The pilot is our introduction to the pun-laden humor teeming in this series. For example, Iris West, an art chick here, laying in bed with Barry, says, “I can’t believe it was over so quickly.” But … she’s talking about a televised boxing match. Get it? GET IT?!


4) Flash Forward

Pike is the dude who kills Barry’s brother, Jay, and gets away with it after a non-guilty verdict. He’s also the dude who designs — wait for it — a nuclear missile that blasts The Flash into far off 2001. The Flash wakes up in a post-apocalyptic, police-dominated Pike City, formerly Central City, where the murderer is a slick-haired mayor, and Julio is a trash man. Julio, though, knows of the underground liberation movement and the brain-numbing machine at S.T.A.R. labs, which Pike controls. And when The Flash regains his speed, Tina McGee suddenly learns that S.T.A.R. Labs can return the Scarlet Speedster to ’91 by turning the facility into a mini-nuclear warhead. What?! Nuclear absurdity aside, this episode is a solid study in cyberpunk.


3) Captain Cold

This is one of the few episodes where drama dominates comedy. Captain Cold is a creepy mercenary resembling traits of the comic book character, armed with a laser-y subzero gun as well as a disturbingly explosive snow globe. In one encounter, he puts The Flash in an icy coma, thanks to an ambitious reporter from The Inquisitor tabloid. With help from McGee, The Flash thaws out (oh, sweet metabolism!) and dons a freeze-proof belt for a level rematch against Captain Cold. The fight spills into downtown, where Cold gets another hit on The Flash — only this time the Scarlet Speedster deflects the second shot with a mirror, freezing his opponent.

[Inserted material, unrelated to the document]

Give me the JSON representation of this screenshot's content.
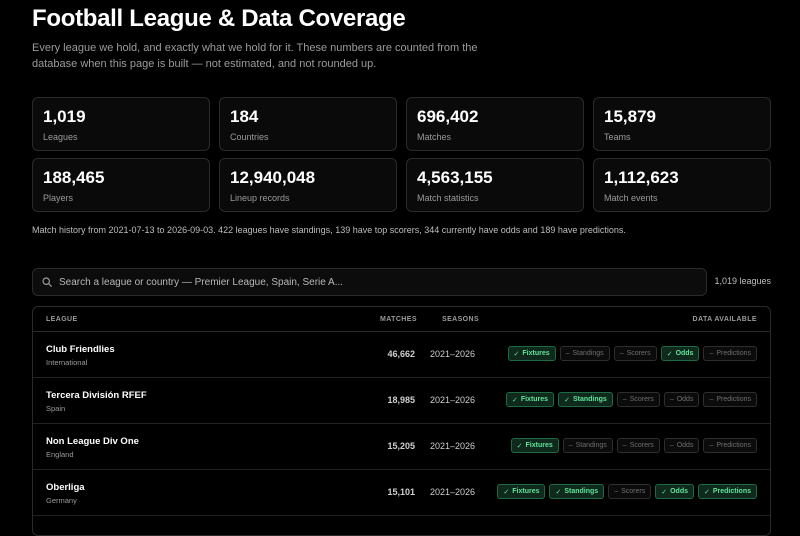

2 & 1) The Trickster/Trial of the Trickster

Call these a primer for Mark Hamill’s work as The Joker in Batman: The Animated Series. His gripping portrayal of The Trickster is loaded with hokey jokes and cheap kills, like one where he uppercuts one sheriff and shoots another in the back in a matter of seconds. Like the Joker, he has a laugh ruining lives — alone or with his sidekick Prank. In these episodes, The Flash can barely keep up with the villain’s antics, such as an exploding Mercury statue and a bubblegum-spewing getaway vehicle. At the same time, Barry tries to reconcile his relationship with the elusive P.I. Megan Lockhart,  who is also The Trickster’s obsession, and he debates all the crime The Flash has possibly inspired.

Finally, after he snaps out of a TV-induced trance, The Flash rips his adversary from The Great Trickster Escape Mobile before it explodes, aiding police as they throw him in maximum security. Indeed, both episodes yield a cool blend of Silver Age-y humor and ’90s crime dramas.